Si j'ai bien tout compris, il ne s'agit même pas de ne pas faire payer mais de sauter une année pour la base de calcul. Actuellement on calcule les montants sur l'année passée alors que le prélèvement à la source calculera sur ceux de l'année en cours. Le seul pseudo-cadeau potentiel est donc pour ceux qui profiteront de cette année là pour faire une opération qui aurait été couteuse en termes d'impôt sur les plus values (cession de produits financiers, d'immobilier, ...)
Est-ce que cela va vraiment concerner beaucoup de monde et sur des montants suffisamment significatifs ? Déjà que l'impôt sur le revenu ne concerne pas grand monde et qu'il ne représente qu'une minorité des recettes de l'état, est-ce que le rattrapage éventuel du "petit" manque à gagner fiscal va avoir un impact visible sur les taux d'imposition à venir ? Surtout si, dans le même temps, cette mesure permet de faire par ailleurs des économies ?

jeanjack

Puis-je vous faire part d'interrogation, soulevées sur un autre site ?

hypothèse : 2008 est non imposée.
Chaque contribuable verra une année non imposée, et le manque sera totalement perdu pour l'état à la mort du contribuable.
Soit 1 année d'impôt sur la vie d'un contribuable, donc une baisse annuelle de quelque 2 % sur le budget pendant une cinquantaine d'année (approx durée de vie des contribuables bénéficiaires, dont la mort s'étale et signifie une perte pour l'état)

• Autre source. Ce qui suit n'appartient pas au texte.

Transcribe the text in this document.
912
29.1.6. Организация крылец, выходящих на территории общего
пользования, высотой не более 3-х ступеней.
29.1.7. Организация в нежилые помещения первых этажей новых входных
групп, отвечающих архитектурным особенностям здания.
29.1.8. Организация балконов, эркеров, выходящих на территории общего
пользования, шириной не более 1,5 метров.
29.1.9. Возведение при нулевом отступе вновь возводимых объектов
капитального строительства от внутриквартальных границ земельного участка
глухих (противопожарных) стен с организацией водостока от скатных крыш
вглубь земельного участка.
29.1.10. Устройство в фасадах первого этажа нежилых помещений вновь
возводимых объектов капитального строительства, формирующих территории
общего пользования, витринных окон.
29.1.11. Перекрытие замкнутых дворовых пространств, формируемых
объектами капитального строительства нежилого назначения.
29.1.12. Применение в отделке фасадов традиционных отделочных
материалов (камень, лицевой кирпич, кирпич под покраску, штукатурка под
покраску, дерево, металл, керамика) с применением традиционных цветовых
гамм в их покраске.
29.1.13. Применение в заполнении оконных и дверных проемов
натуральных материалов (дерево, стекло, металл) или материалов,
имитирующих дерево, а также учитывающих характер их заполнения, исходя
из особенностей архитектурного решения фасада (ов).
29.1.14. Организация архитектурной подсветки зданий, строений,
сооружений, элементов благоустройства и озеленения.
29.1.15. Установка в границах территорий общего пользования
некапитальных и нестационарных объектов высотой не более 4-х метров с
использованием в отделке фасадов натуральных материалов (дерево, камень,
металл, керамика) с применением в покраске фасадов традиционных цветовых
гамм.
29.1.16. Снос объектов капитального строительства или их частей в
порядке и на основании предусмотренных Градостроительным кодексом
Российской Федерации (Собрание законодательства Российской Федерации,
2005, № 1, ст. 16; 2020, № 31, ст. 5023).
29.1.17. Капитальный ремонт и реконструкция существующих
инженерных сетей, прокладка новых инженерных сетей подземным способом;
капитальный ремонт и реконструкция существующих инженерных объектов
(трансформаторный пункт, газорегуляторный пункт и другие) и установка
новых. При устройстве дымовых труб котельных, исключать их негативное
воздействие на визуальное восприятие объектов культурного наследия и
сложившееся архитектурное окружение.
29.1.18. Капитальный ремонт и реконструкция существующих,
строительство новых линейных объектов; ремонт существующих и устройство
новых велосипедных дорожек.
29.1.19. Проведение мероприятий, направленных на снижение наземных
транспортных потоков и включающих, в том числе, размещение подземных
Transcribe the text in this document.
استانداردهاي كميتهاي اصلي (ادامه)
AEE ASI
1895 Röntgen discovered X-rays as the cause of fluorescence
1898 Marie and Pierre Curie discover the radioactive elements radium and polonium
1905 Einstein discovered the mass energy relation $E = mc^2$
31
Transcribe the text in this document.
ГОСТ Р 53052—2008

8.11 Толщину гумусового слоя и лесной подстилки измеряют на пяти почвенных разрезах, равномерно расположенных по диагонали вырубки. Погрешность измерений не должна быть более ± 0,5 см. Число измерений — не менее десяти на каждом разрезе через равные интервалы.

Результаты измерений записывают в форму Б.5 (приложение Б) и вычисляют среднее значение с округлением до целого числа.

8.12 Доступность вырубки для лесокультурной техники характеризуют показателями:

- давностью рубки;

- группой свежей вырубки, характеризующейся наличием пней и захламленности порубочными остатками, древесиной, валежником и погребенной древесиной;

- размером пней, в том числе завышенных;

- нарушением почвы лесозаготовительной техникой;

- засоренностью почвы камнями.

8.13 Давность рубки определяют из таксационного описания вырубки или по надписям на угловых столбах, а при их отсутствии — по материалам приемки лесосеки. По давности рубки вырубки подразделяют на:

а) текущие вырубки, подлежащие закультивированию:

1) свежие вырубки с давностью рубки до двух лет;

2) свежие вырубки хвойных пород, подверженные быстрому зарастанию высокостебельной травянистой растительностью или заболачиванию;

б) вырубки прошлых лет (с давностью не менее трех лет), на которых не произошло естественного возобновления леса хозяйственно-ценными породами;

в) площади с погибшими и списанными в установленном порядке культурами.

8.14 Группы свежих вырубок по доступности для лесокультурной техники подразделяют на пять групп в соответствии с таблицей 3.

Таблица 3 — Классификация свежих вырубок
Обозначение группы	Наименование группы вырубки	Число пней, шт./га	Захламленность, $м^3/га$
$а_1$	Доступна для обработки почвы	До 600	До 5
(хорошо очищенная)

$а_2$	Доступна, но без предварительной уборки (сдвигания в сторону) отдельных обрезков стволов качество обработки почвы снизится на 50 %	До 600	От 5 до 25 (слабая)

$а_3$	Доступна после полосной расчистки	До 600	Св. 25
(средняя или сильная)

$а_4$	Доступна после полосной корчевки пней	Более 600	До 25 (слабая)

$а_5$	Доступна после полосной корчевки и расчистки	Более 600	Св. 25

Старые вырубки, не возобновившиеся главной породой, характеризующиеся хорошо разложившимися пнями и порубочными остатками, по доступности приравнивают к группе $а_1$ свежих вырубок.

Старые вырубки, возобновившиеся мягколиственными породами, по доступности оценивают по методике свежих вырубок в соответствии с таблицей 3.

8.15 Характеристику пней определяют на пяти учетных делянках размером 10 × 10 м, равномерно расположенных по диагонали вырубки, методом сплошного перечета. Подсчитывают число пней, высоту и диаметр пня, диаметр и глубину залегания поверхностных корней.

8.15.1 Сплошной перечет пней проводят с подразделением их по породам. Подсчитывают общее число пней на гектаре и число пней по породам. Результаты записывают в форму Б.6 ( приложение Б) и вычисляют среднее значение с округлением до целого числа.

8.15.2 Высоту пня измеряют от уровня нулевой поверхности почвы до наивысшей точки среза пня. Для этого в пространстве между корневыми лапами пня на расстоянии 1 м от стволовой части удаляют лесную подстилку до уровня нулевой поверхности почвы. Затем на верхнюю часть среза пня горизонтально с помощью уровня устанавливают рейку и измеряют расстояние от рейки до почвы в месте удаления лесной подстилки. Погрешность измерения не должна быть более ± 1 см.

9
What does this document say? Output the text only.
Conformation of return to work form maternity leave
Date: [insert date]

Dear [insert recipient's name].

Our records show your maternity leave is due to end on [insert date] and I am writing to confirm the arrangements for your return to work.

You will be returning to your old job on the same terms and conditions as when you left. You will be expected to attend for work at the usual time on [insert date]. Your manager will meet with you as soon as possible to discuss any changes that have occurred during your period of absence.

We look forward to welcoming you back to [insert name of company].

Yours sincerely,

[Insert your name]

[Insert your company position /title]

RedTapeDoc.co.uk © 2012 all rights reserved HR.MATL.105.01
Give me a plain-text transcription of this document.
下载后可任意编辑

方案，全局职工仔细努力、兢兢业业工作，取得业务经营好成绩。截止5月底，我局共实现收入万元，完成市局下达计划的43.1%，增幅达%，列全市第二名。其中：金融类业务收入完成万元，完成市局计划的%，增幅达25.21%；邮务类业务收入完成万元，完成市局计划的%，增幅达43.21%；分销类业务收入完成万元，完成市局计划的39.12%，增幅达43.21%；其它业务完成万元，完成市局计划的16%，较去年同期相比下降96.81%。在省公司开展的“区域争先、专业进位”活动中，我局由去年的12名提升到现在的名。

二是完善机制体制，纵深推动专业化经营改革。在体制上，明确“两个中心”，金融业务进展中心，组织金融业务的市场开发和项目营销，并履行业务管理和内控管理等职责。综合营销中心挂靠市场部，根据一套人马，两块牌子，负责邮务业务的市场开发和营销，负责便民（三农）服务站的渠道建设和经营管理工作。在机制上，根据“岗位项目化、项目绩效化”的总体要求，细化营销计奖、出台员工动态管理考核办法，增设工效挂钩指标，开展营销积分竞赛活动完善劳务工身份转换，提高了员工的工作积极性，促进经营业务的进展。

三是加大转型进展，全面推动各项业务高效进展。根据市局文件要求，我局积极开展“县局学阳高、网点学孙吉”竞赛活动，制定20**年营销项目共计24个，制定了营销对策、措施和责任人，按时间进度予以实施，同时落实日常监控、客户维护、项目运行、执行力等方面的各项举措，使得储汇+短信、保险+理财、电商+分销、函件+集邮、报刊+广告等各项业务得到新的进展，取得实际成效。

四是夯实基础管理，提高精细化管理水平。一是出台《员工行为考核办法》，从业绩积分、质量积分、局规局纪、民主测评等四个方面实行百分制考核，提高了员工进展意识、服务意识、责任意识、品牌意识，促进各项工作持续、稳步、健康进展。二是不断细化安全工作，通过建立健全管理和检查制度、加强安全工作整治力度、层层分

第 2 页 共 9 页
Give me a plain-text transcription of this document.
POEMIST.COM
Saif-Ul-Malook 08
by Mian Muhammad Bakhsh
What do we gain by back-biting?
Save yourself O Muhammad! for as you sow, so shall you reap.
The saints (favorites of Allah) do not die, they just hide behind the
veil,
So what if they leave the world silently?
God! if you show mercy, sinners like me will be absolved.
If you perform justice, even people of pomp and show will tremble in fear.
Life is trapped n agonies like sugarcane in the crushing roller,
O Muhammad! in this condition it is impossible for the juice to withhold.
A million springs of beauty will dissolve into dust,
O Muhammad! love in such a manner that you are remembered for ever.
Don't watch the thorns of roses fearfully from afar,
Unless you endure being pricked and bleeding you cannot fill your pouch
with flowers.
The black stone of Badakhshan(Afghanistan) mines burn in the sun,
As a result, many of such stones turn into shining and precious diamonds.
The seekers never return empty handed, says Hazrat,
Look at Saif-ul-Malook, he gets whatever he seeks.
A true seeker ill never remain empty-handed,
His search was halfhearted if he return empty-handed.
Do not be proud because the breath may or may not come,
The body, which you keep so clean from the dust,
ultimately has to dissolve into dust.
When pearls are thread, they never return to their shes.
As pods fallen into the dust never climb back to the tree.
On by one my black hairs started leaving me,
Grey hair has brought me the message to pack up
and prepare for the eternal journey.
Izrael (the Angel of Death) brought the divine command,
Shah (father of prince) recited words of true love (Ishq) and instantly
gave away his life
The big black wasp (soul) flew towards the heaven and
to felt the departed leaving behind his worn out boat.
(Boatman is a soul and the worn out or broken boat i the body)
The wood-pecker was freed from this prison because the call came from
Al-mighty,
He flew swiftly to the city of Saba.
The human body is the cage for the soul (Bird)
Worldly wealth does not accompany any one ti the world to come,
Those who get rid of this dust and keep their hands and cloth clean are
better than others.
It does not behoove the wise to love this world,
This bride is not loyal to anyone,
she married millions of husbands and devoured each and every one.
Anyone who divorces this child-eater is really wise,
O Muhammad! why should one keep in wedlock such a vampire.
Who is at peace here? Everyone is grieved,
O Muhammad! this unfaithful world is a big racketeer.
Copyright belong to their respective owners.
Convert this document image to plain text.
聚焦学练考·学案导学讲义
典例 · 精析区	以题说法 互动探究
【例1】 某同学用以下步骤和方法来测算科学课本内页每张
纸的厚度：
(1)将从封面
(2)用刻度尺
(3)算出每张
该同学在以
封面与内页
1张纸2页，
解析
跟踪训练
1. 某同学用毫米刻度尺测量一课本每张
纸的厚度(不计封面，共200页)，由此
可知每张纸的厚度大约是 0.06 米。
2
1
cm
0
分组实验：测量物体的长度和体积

Mais, car il y a un met, comme on fait payer l'année courante, l'état augmente ses recettes de l'inflation de 2008 (à moins que l'impôt décalé tienne déjà compte de l'inflation dans le calcul, je ne sais pas).
Auquel cas le contribuable paye l'immédiateté par rapport au délai d'un an, sans que les taux d'impôts ne changent (magie !!!) et donc perd du pouvoir d'achat dans l'histoire.

Donc qui y gagne, qui y perd ?
Mon calcul foireux en vient à comparer l'inflation au taux de mortalité des contribuables réformés. Ca me parait louche, où est-ceque raisonne mal ?

Matthieu

Bon,
revenons au principal (la non imposition des revenus 2008, c'est de la technique fiscale) :
le réforme "réduira la charge de travail-socialement-inutile" au sein de l'administration fiscale, dites vous.

C'est impossible : on verra probablement l'inverse se produire.
Le taux moyen d'imposition du ménage est indéterminable à la source en France, en vertu des 500 ou 600 niches et dispositifs d'incitations fiscales existants. Le moyen de procéder sera donc probablement le suivant : l'employeur (cas simple du salarié) prélève à la source durant l'année N sur la base du taux moyen d'imposition de l'année précédente du ménage auquel appartient le salarié. Puis le ménage déclare en N+1, l'administration détermine le montant d'impot définitif et le ménage paie le reliquat d'impôt (ou se fait rembourser l'excédent éventuel).

Résumé :
AVANT, le contribuable paie des acomptes mensuels ou trimestriels en N, déclare en mars N+1, reçoit son avis d'imposition en aout N+1 et paie le reliquat par chèque en septembre N+1.
APRES, le contribuable est prélevé à la source en N selon un taux approximatif, déclare en mars N+1, reçoit son avis d'imposition en aout N+1 et paie le reliquat par chèque en septembre N+1.

Economie réalisée : un petit peu moins d'encre sur le chèque de septembre (et encore, pas sûr).
"Charge de travail-socialement-inutile" rajoutée: la ligne supplémentaire sur la feuille de paie à gérer par les employeurs (y'en avait pas assez!), les flux informatiques plus complexes à gérer qu'un simple virement bancaire mensuel facultatif pour les services du Trésor public.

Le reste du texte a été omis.